How sensitive we are to sweetness, bitterness, or any other taste depends on our genetic makeup. For example, variants of one gene, TAS2R38, help determine how strongly an individual will be able to detect some bitter tastes, and may explain why some people have a strong dislike of broccoli and other cruciferous vegetables. Research also has shown that certain individuals, dubbed “supertasters,” inherit more taste buds and receptor cells than other people. Because tastes are more intense for them, they tend to avoid powerfully flavored foods, including sugary desserts. But supertasters use more salt than other people, apparently to block the bitter taste of certain foods.

The sense of taste affects individual food choices and eating habits. It may therefore play a significant role in overeating and in the rising incidence of obesity, diabetes, and related disorders. Research suggests, for example, that people who have a low sensitivity to the taste of fat tend to eat more fatty foods and are more likely to be overweight. Other animal research shows glucagon, a chemical involved in stabilizing blood sugar, affects sensitivity to sugary tastes in mice. Such findings may help scientists develop weight-loss programs based on identifying specific taste sensitivities.

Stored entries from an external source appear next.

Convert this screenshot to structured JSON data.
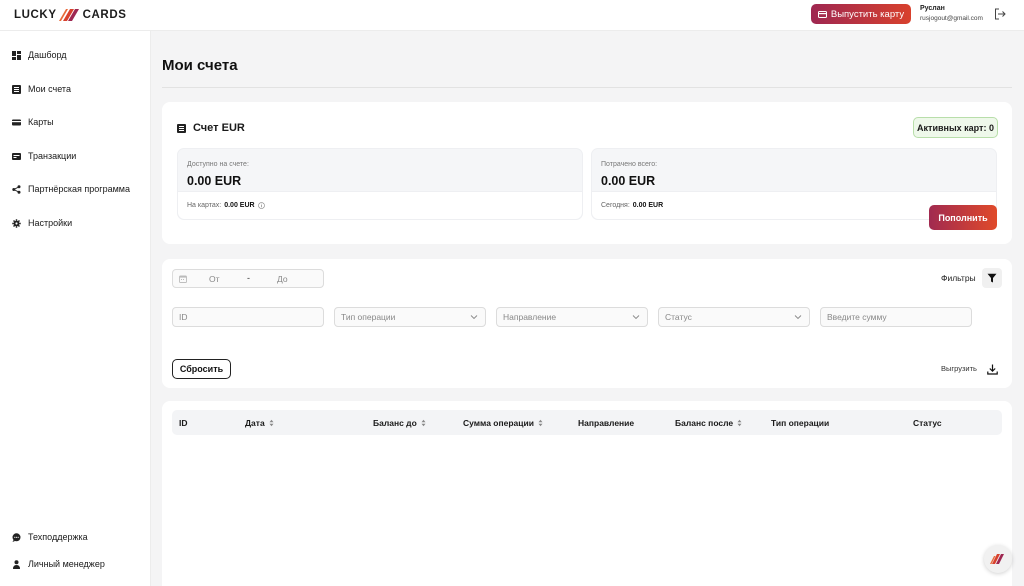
{
  "brand": {
    "left": "LUCKY",
    "right": "CARDS",
    "accent": "#d8412d",
    "accent_dark": "#9e2751"
  },
  "header": {
    "issue_card_label": "Выпустить карту",
    "user_name": "Руслан",
    "user_email": "rusjogout@gmail.com",
    "logout_icon": "logout-icon"
  },
  "sidebar": {
    "items": [
      {
        "label": "Дашборд",
        "icon": "dashboard-icon"
      },
      {
        "label": "Мои счета",
        "icon": "accounts-icon"
      },
      {
        "label": "Карты",
        "icon": "card-icon"
      },
      {
        "label": "Транзакции",
        "icon": "transactions-icon"
      },
      {
        "label": "Партнёрская программа",
        "icon": "share-icon"
      },
      {
        "label": "Настройки",
        "icon": "gear-icon"
      }
    ],
    "bottom_items": [
      {
        "label": "Техподдержка",
        "icon": "chat-icon"
      },
      {
        "label": "Личный менеджер",
        "icon": "person-icon"
      }
    ]
  },
  "page": {
    "title": "Мои счета"
  },
  "account": {
    "title": "Счет EUR",
    "active_cards": "Активных карт: 0",
    "available_label": "Доступно на счете:",
    "available_value": "0.00 EUR",
    "on_cards_label": "На картах:",
    "on_cards_value": "0.00 EUR",
    "spent_label": "Потрачено всего:",
    "spent_value": "0.00 EUR",
    "today_label": "Сегодня:",
    "today_value": "0.00 EUR",
    "topup_label": "Пополнить"
  },
  "filters": {
    "date_from": "От",
    "date_sep": "-",
    "date_to": "До",
    "filters_label": "Фильтры",
    "id_placeholder": "ID",
    "operation_type": "Тип операции",
    "direction": "Направление",
    "status": "Статус",
    "amount_placeholder": "Введите сумму",
    "reset_label": "Сбросить",
    "export_label": "Выгрузить"
  },
  "table": {
    "columns": [
      "ID",
      "Дата",
      "Баланс до",
      "Сумма операции",
      "Направление",
      "Баланс после",
      "Тип операции",
      "Статус"
    ],
    "rows": []
  }
}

Genetics isn’t the only factor behind taste preferences, though. Age also plays a role. We begin to lose some of our taste buds permanently as we pass through middle age, a development that can make food taste bland and eating less enjoyable. Illness and infection also can dull and deaden taste buds or the nerve pathways that send taste messages to the brain.

Experience influences our taste preferences as well. Salt, for example, is an acquired taste. The more we use on our foods, the more we crave it. Cultural influences on taste appear to be determined early in life, perhaps even in the womb. Research suggests, for example, that mothers pass their food preferences on to their babies through amniotic fluid — a finding that may explain, along with genetics, why children in different cultures thrive on such a wide variety of foods.

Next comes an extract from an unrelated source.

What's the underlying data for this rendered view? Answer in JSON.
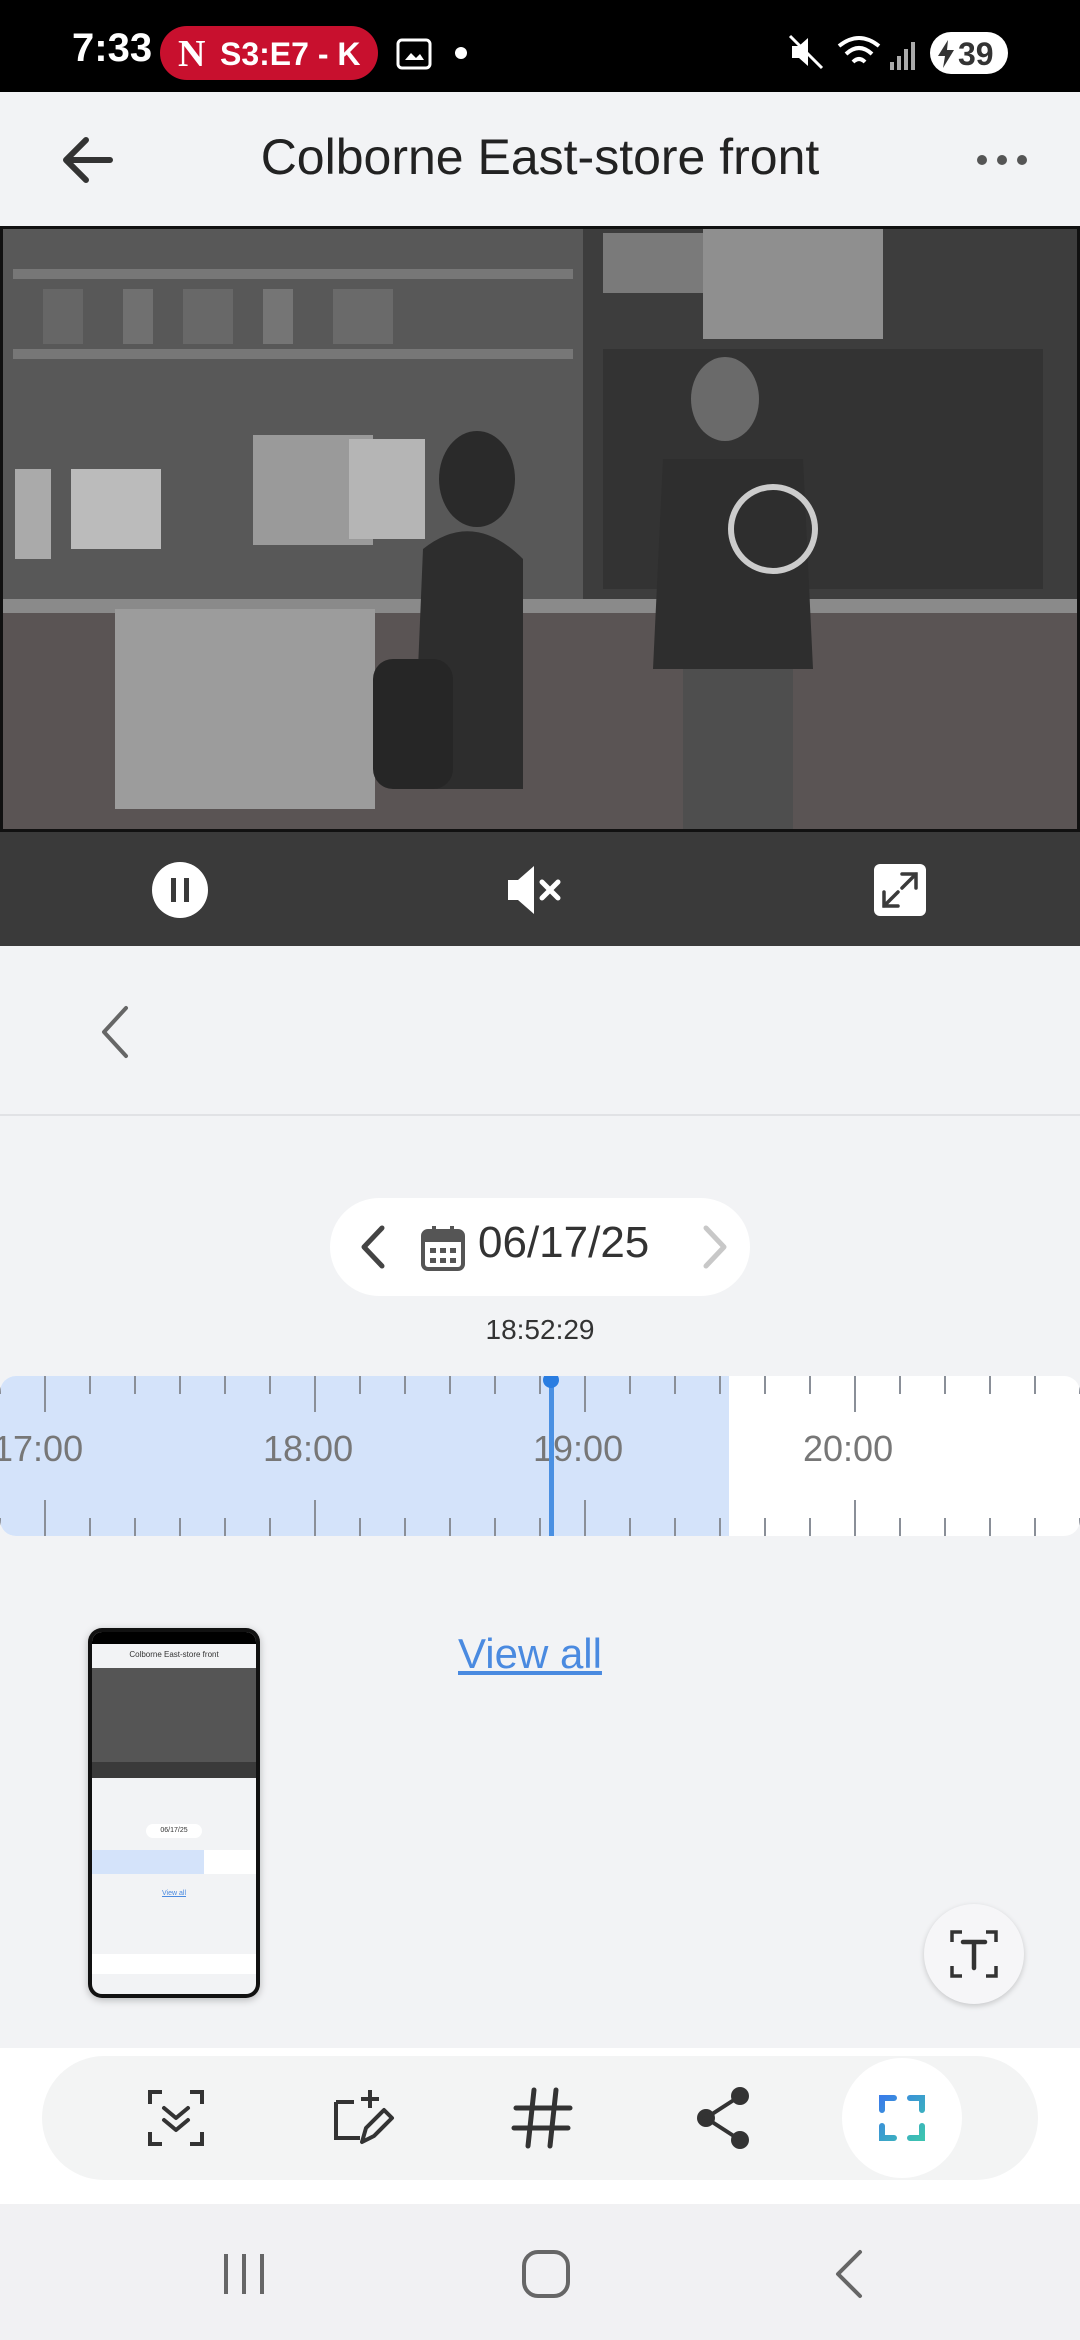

Although many aspects of taste preference differ from person to person, some people are born with rare deficits in taste. Taste disorders also can result from injury or illness. Ageusia (loss of taste) or dysgeusia (distorted taste) are serious disorders that can lead to depression, weight problems, nutritional deficiencies, and a lower quality of life.

We may take our sense of taste for granted, but as scientists are discovering, taste is an important sensory experience that influences our health as well as our culinary appetites.